KAF was inaugurated in 1962 as the federation of 14 city and provincial alpine organizations. Engaged in general studies in guidance on mountaineering as a sport, KAF is a juridical person affiliated with the Ministry of Sports. It joined UIAA in 1970. Its successful scaling of the Everest was preceded by a five-year program featured by systematic planning, elaborate preparations, thorough training and reconnaissance. The program was formulated after a KAF party failed to tackle Lohtse Shar in 1971. In conquering the Everest, the expedition group employed prompt actions, shortened climbing schedule and camping and climbed the summit along the SE ridge on 15 September immediately after the monsoon.
CAC inaugurated in 1945, consists of over 5,0000 members and has 16 branches in provinces and the United States and 200-odd mountaineering clubs. A juridical person engaged in academic studies and scientific education and training on mountains and mountaineering. CAC is affiliated with the Ministry of Education and joined UIAA in 1969. Its representatives have been elected to the UIAA Mountain Protection Commission since 1974.
In succession to the training of 13 climbers at French National Climbing and Skiing School from 1971 to 1973, CAC conducted in earnest high mountain climbing education and training for organization leaders across the country for the first time in Korea on the one hand, and carried out planning, preparations and reconnaissance for high mountain expedition abroad on the other. As a result a CAC expedition party successfully scaled Annapurna IV (7525m) in 1978, climbing the snow dome for the first time and shortening whole schedule and setting up a record in erection of camps.

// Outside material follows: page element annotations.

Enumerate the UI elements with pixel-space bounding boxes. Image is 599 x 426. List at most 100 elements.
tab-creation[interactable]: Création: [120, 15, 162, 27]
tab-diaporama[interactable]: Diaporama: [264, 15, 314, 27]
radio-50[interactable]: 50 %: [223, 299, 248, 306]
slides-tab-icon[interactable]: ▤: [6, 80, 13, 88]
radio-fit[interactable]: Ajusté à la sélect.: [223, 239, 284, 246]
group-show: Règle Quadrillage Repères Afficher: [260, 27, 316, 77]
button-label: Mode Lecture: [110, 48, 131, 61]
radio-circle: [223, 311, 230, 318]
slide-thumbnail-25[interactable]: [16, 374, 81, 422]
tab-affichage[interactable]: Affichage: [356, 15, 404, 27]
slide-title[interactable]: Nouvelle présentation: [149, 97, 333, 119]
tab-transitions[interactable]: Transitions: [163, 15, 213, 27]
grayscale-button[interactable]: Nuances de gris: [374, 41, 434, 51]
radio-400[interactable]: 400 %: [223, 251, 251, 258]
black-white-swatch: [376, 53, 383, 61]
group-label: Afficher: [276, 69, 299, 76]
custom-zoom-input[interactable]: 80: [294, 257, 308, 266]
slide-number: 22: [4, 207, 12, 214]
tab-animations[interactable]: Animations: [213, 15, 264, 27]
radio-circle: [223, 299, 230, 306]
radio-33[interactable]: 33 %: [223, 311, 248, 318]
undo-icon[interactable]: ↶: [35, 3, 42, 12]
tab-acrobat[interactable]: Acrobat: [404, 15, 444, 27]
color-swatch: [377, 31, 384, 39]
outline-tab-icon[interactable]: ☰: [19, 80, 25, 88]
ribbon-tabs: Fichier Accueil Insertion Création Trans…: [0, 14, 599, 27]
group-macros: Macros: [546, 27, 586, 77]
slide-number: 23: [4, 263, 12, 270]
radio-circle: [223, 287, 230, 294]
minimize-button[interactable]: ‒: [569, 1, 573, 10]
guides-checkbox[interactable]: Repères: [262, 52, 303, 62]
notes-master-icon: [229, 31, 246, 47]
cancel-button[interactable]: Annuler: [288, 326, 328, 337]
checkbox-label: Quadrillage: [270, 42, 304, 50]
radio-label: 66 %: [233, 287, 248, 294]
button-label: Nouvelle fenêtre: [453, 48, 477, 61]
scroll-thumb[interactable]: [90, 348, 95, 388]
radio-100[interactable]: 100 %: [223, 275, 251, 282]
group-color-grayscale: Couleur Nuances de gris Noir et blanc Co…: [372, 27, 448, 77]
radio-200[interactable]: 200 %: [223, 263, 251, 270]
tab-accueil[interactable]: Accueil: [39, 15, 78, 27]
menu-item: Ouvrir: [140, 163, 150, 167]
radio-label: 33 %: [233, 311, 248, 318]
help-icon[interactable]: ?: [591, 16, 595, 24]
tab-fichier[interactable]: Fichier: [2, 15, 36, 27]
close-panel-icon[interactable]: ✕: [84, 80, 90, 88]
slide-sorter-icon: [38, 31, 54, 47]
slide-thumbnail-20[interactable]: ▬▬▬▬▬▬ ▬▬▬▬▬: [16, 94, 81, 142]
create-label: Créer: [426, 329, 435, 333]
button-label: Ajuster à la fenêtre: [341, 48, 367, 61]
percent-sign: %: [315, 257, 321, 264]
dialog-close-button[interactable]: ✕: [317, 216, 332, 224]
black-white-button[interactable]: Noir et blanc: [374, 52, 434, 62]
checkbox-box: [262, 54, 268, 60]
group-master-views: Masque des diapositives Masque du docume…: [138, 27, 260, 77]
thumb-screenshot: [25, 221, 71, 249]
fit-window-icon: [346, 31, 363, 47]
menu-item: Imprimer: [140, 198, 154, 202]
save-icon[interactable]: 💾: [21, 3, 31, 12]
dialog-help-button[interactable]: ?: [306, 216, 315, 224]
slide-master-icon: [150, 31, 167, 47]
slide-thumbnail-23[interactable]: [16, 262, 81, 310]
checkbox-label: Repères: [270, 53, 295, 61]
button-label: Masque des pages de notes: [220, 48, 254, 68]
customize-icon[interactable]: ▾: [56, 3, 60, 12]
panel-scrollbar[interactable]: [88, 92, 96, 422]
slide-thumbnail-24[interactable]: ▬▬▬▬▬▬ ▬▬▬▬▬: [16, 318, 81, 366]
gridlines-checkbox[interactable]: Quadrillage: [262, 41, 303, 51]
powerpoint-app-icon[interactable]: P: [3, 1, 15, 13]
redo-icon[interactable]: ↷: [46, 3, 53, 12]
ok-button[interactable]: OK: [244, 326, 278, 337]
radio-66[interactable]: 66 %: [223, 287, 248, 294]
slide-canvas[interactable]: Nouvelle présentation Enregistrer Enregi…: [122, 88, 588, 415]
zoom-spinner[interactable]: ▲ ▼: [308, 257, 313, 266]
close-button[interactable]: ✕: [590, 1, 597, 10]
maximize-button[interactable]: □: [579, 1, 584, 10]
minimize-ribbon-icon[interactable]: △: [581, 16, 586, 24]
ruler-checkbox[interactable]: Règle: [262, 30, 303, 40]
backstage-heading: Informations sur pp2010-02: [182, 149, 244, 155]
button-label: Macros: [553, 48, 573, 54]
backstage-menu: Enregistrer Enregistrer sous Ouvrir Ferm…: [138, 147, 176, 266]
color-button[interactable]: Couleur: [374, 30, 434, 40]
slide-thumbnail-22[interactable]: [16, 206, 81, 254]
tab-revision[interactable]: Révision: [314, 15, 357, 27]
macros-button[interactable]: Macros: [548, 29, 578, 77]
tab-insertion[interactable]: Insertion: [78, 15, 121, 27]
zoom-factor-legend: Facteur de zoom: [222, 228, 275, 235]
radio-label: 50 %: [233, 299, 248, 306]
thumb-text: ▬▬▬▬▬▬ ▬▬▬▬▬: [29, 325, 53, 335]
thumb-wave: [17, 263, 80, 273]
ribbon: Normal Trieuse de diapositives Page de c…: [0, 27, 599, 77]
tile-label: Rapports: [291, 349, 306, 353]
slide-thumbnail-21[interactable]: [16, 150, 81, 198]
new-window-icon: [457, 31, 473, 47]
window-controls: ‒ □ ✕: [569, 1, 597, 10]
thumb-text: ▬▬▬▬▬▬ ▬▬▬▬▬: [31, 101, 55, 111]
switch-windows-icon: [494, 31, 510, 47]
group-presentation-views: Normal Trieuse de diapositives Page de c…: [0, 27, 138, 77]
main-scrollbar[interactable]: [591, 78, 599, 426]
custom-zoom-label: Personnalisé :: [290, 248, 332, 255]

Prompted by the successful climbing of the Everest and Annapurna, tackling of high mountains abroad by Korean increased in frequency since 1979. Mt. McKinley(6191m) in America was successively scaled by parties organized by the Hankuk Daily News, Koryong Mountaineering Club and Korea University. In 19870 an expedition team of Tongguk University succeeded in tackling Manaslu, two previous attempts against which claimed 15 lives. A party from the College of Liberal Arts and Sciences, Seoul National University conquered Aconcagua, the Andes (6960m) in Argentina and another from Aku Alpine Cub scaled for the first time the three major N Alpine peaks of Matterhorn, Eiger and Grande-Joras. Mountains tackled by Korean climbers have thus become diverse in natural features and locations.

CAC in 1982 dispatched a second academic expedition party to Makalu I (8481m), which succeeded in climbing the ice and snow wall on the E slope of the mountain's summit. They climbed the mountain in a unique way. A 6-member woman team from Sonkyung Group Mountaineering Club successfully climbed Lamjunghimal (6986m), a party of Songkyngwan University conquered Annapurna S Peak and still another from Yonsei University scaled three pinnacles of Mont Blanc.
In the second series of high overseas mountain expeditions, a two-man CAC team led by Nam Son-u succeeded in winter scaling of Pumori (7145m) for the first time in December 1982. A team from Taejon Seil Club of a provincial city climbed Kozumbakang (7806m) also for the first time. Ho Yong-ho, a CAC member succeeded to scale up Manaslu in May 1983 by himself and without using oxygen. A 5-member party of Aku Alpine Club tackled successfully Karakorum Baintabrakk II (6960m) in June 1983 in their second attempt (one was killed in the previous attempt of 1982). Two CAC members led by Nam Son-u also scaled Amadabram (6812m) in December 1983.

The first solo climbing of a 8000m-class giant without the help of oxygen, the first scaling of 6000m to 7000m class peaks by a small number of climbers in Alpine style and the first conquering of such mountains in winter, all achieved in the second series of overseas expeditions, indicate that Korean climbers are gradually catching up with their foreign counterparts in establishing records in first scaling the highest mountains in the world.